Another quick solution is to try and move away from floats as your currency - instead of representing things in pounds, we represent our values in pennies, meaning we avoid using the decimal part - the decimal part is ignored for the raw values:
We always do this for code we write from scratch; not least because its more reliable to store the pence value in a database and uses less storage space. But this code is something I'm maintaining and it supports currencies where there are more than 2 decimal places that are relevant, and it stores things as floats throughout.
My idea to do a 2-stage rounding is easily proved to be a bad idea, btw: 1.6449 should round to 1.64, but if I round to 3dp then to 2dp I get 1.645 then 1.65
One day I'll learn how to reply to mailing list messages properly.

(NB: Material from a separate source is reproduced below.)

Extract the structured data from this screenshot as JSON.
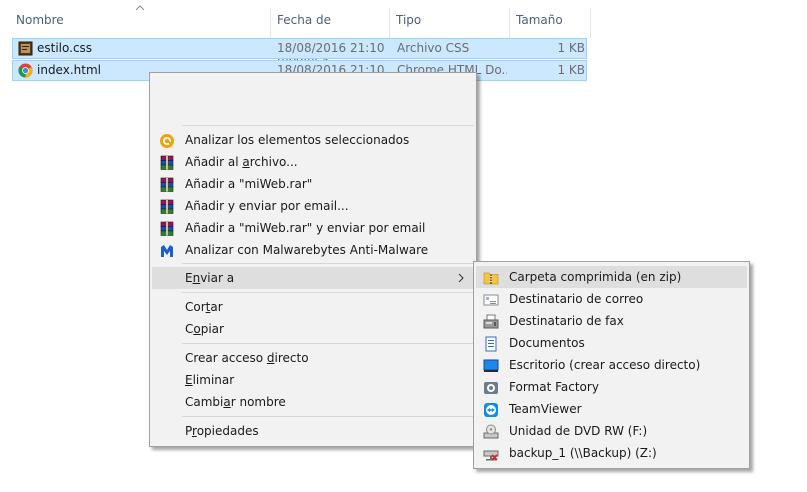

If the BC scale is just that -scale not a round function, we have to move ont o http://uk.php.net/manual/en/ref.gmp.php
Or you do the Superman 2 hack and collect all the fractions of pennies and become rich.
JT
James Taylor wrote:
If the BC scale is just that -scale not a round function, we have to move ont o http://uk.php.net/manual/en/ref.gmp.php
The GMP functions have the same issue.
What I don't understand is that this isn't the world's first eCommerce application that I'm working on. Surely there must be a "standard" solution that any software making financial calculations must adhere to, whether that's BCD or something else?